Life in Afghanistan for a Teacher and Her Students
Zahal Turkmani, Northern Arizona University
My sister Nargis Turkmani was born and raised in Afghanistan. She has two boys and three girls and has been married for over 23 years. Nargis’s story is simple: Every day she works to make a better life for herself and her children.
Nargis has witnessed both the good days and the bad days in Afghanistan. She remembers the good times she had with her friends and siblings when she was a teenager attending Sooria High School: “Walking to school was safe and shopping at the market was fun. We dressed however we wanted to until the war began.”
The invasion of the Soviet army in 1979 was one of the first wars that broke Afghanistan into small pieces. Despite the war-torn environment, Nargis graduated from high school and attended Kabul University for two years. As the war continued, a lot of families fled Afghanistan and migrated to Iran, Pakistan, and India. Nargis’s father fled to Pakistan. Before leaving, he arranged a marriage for Nargis to his friend’s son and left her in Afghanistan as a newlywed.

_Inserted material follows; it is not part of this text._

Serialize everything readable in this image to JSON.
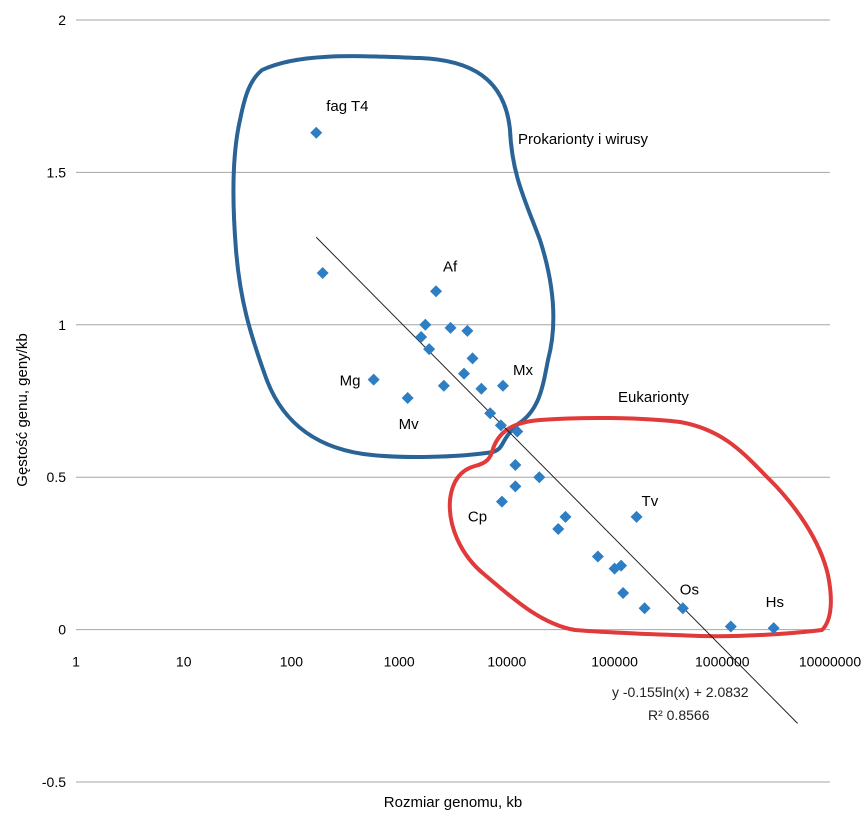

With eight other children to support, her father considered the marriage to be the safest choice for Nargis; young girls could get raped and killed if they didn’t have a strong support system.
Today, Afghanistan is still broken. Although there isn’t a war, there is also no peace. The Taliban frequently sends suicide bombers to terrorize Kabul. Any individual born in Afghanistan has witnessed the brutality of war. Nargis has witnessed many such incidents. There are constant bomb threats in the city and at the school where she teaches.
Recently, Nargis witnessed a suicide bomb attack at an education center in the Dasht-e-Barchi neighborhood, which left many injured and 34 dead. She was particularly disturbed by this event because she had been planning on enrolling her eldest son at that center, and says there is now no safe option for furthering his education. With a shaky voice, she told me: “The students were taking their university exams and the attack happened at that moment; those were all innocent children trying to make a better future for themselves. I will send you the students’ pictures that died during the bomb attack.”
Hearing Nargis’s sad voice affected me deeply because I understand her pain. When I think about school bombings in Afghanistan, I also consider the school shootings in the United States. The images of young victims are so hard to view. It makes one feel like children are not safe anywhere, whether they are in Afghanistan, the United States, or so many other places around the world where violence touches the lives of young people.
Nargis teaches 4th-6th-grade language arts at Abdul Rahim Shaheed school in Dasht-e-Barchi. She explains that her students often miss school because they are afraid to leave their homes. Many of her students have lost family members to bombings. I was very curious about the emotional support available to children in Afghanistan, particularly with regard to the frequent suicide bombs. Nargis explained, “I try my best to explain the topic of death and show support to students who have lost a family member.” When I asked her whether students received in-school counseling services, she almost chuckled and said, “We don’t have that in our schools, everybody deals with their own problems.”
Nargis Turkmani celebrating International Teachers Day with her students.
When I visited Afghanistan in 2016, I could see that schools are very basic in Kabul city; they have limited school supplies and no counseling services or individualized education programs (IEPs) for students in need. The school supplies include: a blackboard, chalk, attendance folder for the teacher, and a book, a notebook, and a pencil for the student.
With limited supplies and families’ concern about safety, I wondered how Nargis motivates them to attend school. She explained, “Often, I talk to the students in a group about things we are thankful for. I also tell them about students in Japan who didn’t stop getting their education during WWII, continuing their studies underground.” Her teaching style emphasizes being strong and becoming better individuals.
It broke my heart hearing about what my sister Nargis and her students go through every day. Hearing my sister’s story, I want to show support for her and her students, but there is only a little I can do. Nargis is very fearless and powerful; she is standing strong to support her family, and also her students.